Wal-Mart?
CVS?
Publix?
Nah...it's your local megachurch.
Central Kentucky's largest church will break with tradition and close its doors on Christmas Sunday so that staff and volunteers can spend more time with their families.
Southland Christian Church near Lexington, where more than 7,000 people worship each week, is one of several evangelical megachurches across the country that are opting to cancel services on one of the holiest days on the Christian calendar.
Supporters say the change is family-friendly. Opponents call it a regrettable bow to secular culture.
The list of closed congregations on Christmas Sunday reads like a who's who of evangelical Protestantism: Willow Creek Community Church, the Chicago area's largest congregation; Mars Hill Bible Church in Grandville, Mich.; North Point Community Church in Alpharetta, Ga.; and Fellowship Church near Dallas.
The churches, which rank among the largest congregations in America, will hold multiple Christmas Eve services instead.
Megachurch officials around the country consulted with each other before deciding to take the day off.

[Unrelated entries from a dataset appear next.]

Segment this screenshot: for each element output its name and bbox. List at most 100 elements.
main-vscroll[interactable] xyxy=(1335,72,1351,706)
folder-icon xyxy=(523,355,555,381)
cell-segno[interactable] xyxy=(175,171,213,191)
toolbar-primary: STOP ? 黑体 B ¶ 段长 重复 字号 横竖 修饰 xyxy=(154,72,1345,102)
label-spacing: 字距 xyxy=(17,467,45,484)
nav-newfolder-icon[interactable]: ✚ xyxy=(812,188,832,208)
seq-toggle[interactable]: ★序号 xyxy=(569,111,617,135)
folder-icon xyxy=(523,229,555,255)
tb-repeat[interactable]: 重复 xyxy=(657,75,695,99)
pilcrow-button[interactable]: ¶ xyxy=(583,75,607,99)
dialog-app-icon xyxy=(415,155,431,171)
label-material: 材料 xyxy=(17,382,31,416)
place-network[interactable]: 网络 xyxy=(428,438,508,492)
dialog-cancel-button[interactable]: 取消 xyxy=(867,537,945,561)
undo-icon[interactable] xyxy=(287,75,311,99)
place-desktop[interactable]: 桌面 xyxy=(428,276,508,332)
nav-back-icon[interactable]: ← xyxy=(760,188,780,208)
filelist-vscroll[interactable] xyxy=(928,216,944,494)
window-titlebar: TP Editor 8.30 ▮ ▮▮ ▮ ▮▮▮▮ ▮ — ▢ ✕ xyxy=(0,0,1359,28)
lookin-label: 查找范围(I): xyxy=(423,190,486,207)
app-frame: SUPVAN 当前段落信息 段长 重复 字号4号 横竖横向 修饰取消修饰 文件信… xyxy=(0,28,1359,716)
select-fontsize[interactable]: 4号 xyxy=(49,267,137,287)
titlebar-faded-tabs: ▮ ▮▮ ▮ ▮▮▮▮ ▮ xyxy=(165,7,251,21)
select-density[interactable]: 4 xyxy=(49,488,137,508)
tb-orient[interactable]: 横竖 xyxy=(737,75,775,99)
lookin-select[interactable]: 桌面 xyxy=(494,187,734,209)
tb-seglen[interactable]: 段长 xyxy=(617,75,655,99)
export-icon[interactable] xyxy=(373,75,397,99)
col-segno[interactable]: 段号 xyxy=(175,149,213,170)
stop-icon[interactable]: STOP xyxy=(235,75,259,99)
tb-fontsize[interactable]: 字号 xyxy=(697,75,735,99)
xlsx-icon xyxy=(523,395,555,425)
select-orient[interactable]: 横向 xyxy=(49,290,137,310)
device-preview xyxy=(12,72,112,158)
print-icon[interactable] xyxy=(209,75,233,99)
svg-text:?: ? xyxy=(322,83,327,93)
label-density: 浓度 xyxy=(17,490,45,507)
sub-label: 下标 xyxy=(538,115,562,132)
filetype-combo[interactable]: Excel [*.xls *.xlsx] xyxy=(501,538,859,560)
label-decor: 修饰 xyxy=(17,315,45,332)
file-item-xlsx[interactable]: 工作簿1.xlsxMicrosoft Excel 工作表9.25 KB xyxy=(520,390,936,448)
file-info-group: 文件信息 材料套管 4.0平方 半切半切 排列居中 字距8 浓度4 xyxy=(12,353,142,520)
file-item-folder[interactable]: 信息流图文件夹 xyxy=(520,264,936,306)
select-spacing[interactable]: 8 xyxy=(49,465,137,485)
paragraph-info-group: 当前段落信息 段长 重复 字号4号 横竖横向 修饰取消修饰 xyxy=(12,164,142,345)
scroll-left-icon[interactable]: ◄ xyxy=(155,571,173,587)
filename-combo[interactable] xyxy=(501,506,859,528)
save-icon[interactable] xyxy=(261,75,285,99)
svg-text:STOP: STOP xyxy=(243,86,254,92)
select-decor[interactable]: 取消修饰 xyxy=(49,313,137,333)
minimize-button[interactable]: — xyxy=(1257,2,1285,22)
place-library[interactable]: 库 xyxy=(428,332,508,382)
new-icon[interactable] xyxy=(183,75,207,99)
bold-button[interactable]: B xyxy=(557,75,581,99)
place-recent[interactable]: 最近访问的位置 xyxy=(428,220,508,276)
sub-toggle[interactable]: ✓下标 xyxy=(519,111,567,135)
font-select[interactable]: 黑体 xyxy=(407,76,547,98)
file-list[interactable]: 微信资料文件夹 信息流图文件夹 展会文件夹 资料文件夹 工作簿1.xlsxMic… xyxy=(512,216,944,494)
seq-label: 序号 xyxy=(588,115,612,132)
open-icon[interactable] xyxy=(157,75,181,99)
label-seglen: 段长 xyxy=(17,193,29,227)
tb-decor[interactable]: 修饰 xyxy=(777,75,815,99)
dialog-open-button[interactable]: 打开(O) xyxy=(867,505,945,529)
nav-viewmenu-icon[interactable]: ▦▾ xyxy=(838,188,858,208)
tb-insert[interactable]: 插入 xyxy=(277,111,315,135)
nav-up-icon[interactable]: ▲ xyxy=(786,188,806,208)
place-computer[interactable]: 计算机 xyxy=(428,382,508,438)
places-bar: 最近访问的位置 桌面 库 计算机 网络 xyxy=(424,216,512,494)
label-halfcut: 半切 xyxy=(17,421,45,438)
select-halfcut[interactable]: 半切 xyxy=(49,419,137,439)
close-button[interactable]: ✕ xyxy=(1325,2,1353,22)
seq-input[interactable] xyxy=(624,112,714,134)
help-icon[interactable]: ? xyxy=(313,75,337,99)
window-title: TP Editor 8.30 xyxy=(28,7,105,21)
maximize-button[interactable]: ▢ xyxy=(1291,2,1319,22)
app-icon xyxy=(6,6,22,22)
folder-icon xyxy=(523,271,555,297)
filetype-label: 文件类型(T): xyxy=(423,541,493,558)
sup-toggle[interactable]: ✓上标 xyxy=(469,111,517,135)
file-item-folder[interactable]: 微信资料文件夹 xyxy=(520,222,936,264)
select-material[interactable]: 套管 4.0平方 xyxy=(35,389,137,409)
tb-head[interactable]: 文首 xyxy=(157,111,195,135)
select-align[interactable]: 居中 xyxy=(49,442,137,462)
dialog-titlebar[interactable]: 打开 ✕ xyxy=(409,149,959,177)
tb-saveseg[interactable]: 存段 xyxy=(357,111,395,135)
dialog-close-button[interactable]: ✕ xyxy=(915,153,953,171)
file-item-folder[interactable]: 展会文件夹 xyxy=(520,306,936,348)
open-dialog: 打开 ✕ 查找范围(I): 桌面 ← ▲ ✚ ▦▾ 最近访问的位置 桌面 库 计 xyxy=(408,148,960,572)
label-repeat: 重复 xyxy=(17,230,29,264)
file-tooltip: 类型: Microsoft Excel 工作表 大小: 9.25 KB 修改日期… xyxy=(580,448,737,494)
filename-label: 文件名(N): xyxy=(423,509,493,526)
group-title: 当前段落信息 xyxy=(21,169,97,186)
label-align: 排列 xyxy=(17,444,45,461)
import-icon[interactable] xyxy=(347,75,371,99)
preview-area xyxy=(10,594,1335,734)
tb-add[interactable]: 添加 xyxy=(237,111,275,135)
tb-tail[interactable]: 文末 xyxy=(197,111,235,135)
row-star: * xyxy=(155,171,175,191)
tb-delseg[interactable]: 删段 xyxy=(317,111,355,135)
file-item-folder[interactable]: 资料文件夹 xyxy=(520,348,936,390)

The decision makes sense in today's hectic world, said Willow Creek spokeswoman Cally Parkinson. "It's more than being family-friendly. It's being lifestyle-friendly for people who are just very, very busy," she said.
Many evangelical churches don't hold Christmas day services, except when the holiday falls on a Sunday.

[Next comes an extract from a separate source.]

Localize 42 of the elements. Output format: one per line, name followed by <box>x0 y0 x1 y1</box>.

For some evangelicals, it's the day of the week -- not the day of the year -- that's sacred. To them, closing the doors of the church on the Lord's Day is unthinkable.

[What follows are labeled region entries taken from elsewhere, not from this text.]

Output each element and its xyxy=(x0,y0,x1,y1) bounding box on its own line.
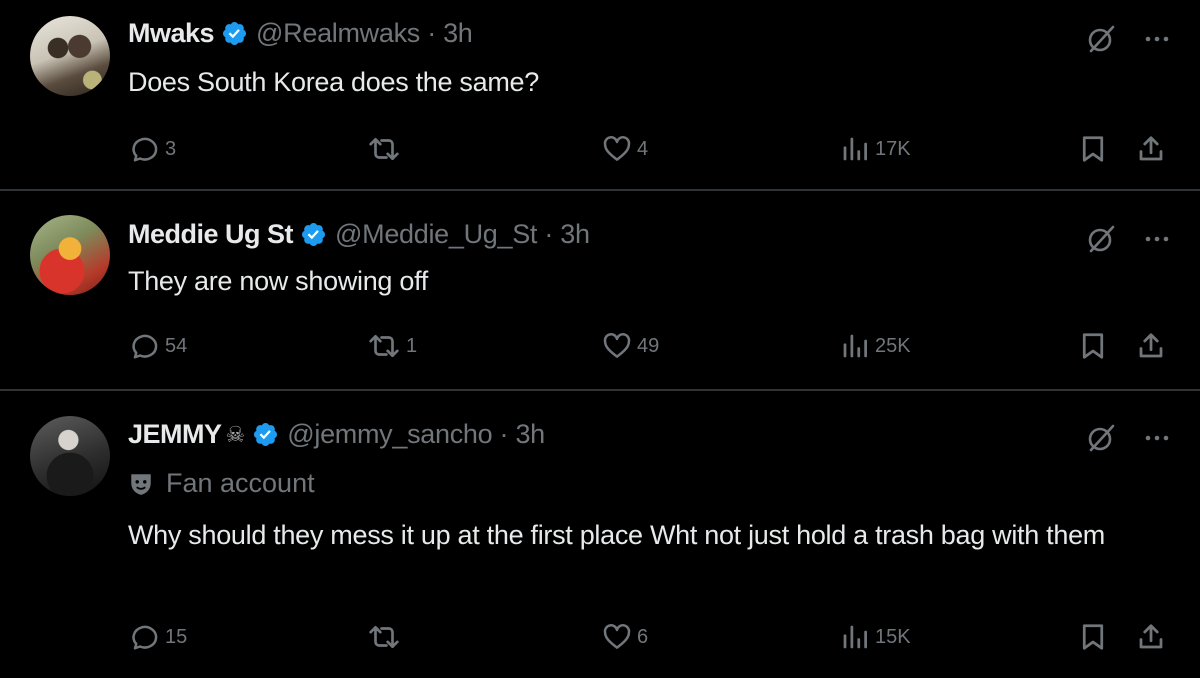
reply-icon xyxy=(132,334,158,359)
like-count: 49 xyxy=(637,334,660,357)
display-name[interactable]: Meddie Ug St xyxy=(128,219,294,250)
views-button[interactable]: 25K xyxy=(840,331,911,361)
like-count: 6 xyxy=(637,625,649,648)
grok-icon[interactable] xyxy=(1086,224,1116,254)
fan-account-text: Fan account xyxy=(166,468,315,498)
like-button[interactable]: 49 xyxy=(602,331,659,361)
views-count: 25K xyxy=(875,334,911,357)
views-icon xyxy=(843,334,867,358)
like-count: 4 xyxy=(637,137,649,160)
views-icon xyxy=(843,137,867,161)
handle[interactable]: @Meddie_Ug_St · 3h xyxy=(335,219,590,250)
display-name[interactable]: Mwaks xyxy=(128,18,215,49)
like-button[interactable]: 6 xyxy=(602,622,648,652)
retweet-button[interactable] xyxy=(367,134,406,164)
avatar[interactable] xyxy=(30,215,110,295)
views-icon xyxy=(843,625,867,649)
like-button[interactable]: 4 xyxy=(602,134,648,164)
share-button[interactable] xyxy=(1136,134,1166,164)
grok-icon[interactable] xyxy=(1086,423,1116,453)
tweet-text: They are now showing off xyxy=(128,266,428,296)
retweet-button[interactable]: 1 xyxy=(367,331,417,361)
top-actions xyxy=(1086,423,1170,453)
reply-button[interactable]: 3 xyxy=(130,134,176,164)
top-actions xyxy=(1086,24,1170,54)
like-icon xyxy=(603,624,631,649)
tweet-2[interactable]: Meddie Ug St @Meddie_Ug_St · 3h They are… xyxy=(0,191,1200,389)
tweet-text: Why should they mess it up at the first … xyxy=(128,520,1105,550)
display-name[interactable]: JEMMY xyxy=(128,419,222,450)
bookmark-button[interactable] xyxy=(1078,134,1108,164)
fan-account-icon xyxy=(128,471,154,497)
share-button[interactable] xyxy=(1136,331,1166,361)
fan-account-label: Fan account xyxy=(128,468,315,499)
share-icon xyxy=(1139,624,1163,649)
share-icon xyxy=(1139,136,1163,161)
tweet-header: Mwaks @Realmwaks · 3h xyxy=(128,18,473,49)
retweet-icon xyxy=(369,137,399,161)
verified-icon xyxy=(300,221,327,248)
avatar[interactable] xyxy=(30,416,110,496)
bookmark-icon xyxy=(1082,624,1104,650)
more-icon[interactable] xyxy=(1144,425,1170,451)
reply-button[interactable]: 54 xyxy=(130,331,187,361)
tweet-3[interactable]: JEMMY ☠ @jemmy_sancho · 3h Fan account W… xyxy=(0,391,1200,678)
reply-count: 15 xyxy=(165,625,188,648)
verified-icon xyxy=(221,20,248,47)
reply-count: 54 xyxy=(165,334,188,357)
top-actions xyxy=(1086,224,1170,254)
retweet-icon xyxy=(369,334,399,358)
tweet-1[interactable]: Mwaks @Realmwaks · 3h Does South Korea d… xyxy=(0,0,1200,190)
more-icon[interactable] xyxy=(1144,226,1170,252)
retweet-icon xyxy=(369,625,399,649)
reply-icon xyxy=(132,625,158,650)
tweet-header: Meddie Ug St @Meddie_Ug_St · 3h xyxy=(128,219,590,250)
verified-icon xyxy=(252,421,279,448)
views-count: 17K xyxy=(875,137,911,160)
bookmark-button[interactable] xyxy=(1078,331,1108,361)
reply-button[interactable]: 15 xyxy=(130,622,187,652)
avatar[interactable] xyxy=(30,16,110,96)
retweet-button[interactable] xyxy=(367,622,406,652)
like-icon xyxy=(603,136,631,161)
bookmark-icon xyxy=(1082,136,1104,162)
handle[interactable]: @jemmy_sancho · 3h xyxy=(287,419,545,450)
share-icon xyxy=(1139,333,1163,358)
views-count: 15K xyxy=(875,625,911,648)
more-icon[interactable] xyxy=(1144,26,1170,52)
retweet-count: 1 xyxy=(406,334,418,357)
reply-count: 3 xyxy=(165,137,177,160)
share-button[interactable] xyxy=(1136,622,1166,652)
tweet-text: Does South Korea does the same? xyxy=(128,67,539,97)
handle[interactable]: @Realmwaks · 3h xyxy=(256,18,473,49)
skull-emoji: ☠ xyxy=(225,421,246,447)
grok-icon[interactable] xyxy=(1086,24,1116,54)
views-button[interactable]: 17K xyxy=(840,134,911,164)
views-button[interactable]: 15K xyxy=(840,622,911,652)
bookmark-button[interactable] xyxy=(1078,622,1108,652)
like-icon xyxy=(603,333,631,358)
bookmark-icon xyxy=(1082,333,1104,359)
tweet-header: JEMMY ☠ @jemmy_sancho · 3h xyxy=(128,419,545,450)
reply-icon xyxy=(132,137,158,162)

Others, troubled by the holiday's increasingly secular tone, lament the change.
While admiring the emphasis on family, Fuller Theological Seminary professor Robert K. Johnston worries that another Christian tradition is fading. Fuller, in Pasadena, Calif., is one of the nation's premier evangelical schools.
"What's going on here is a redefinition of Christmas as a time of family celebration rather than as a time of the community faithful celebrating the birth of the savior," said Johnston, a professor of theology and culture. "There is a risk that we will lose one more of our Christian rituals, one that's at the heart of our faith."
Context, please:
Half of my family is Protestant- rather low-church southern Methodist. When I was growing up, it never crossed any of their minds to go to church on Christmas unless, as the piece notes, it fell on a Sunday. (The fact that it does fall on a Sunday this year makes this closing kind of odd, though) In fact, I don't think their churches had Christmas services (early 60's - 70's). Growing up, for the most part, in the South, it was clear even to me that it really wasn't until the 80's or so that low-church Protestants (which would include evangelicals) started having Christmas services, and most of those were pageants and musicals. More than a few Catholic Churches in the south were often packed at Christmas, especially Midnight Mass, not just because of twice-a-year Catholics, but because of Protestants looking for somewhere to go to church, something their spiritual instincts told them they should do.
Most fascinating, this push and pull that some American evangelicals are experiencing between their own spiritual sensibilities, American culture, and the deep river of Christian tradition.
And of course, in the comments, Zhou reminds us of the Puritan-rooted association of liturgical markings of Christmas with pagan-saturated Catholicism. But that would also apply to Christmas trees and such, which I presume are not being neglected by these folks. But still, there is that suspicion.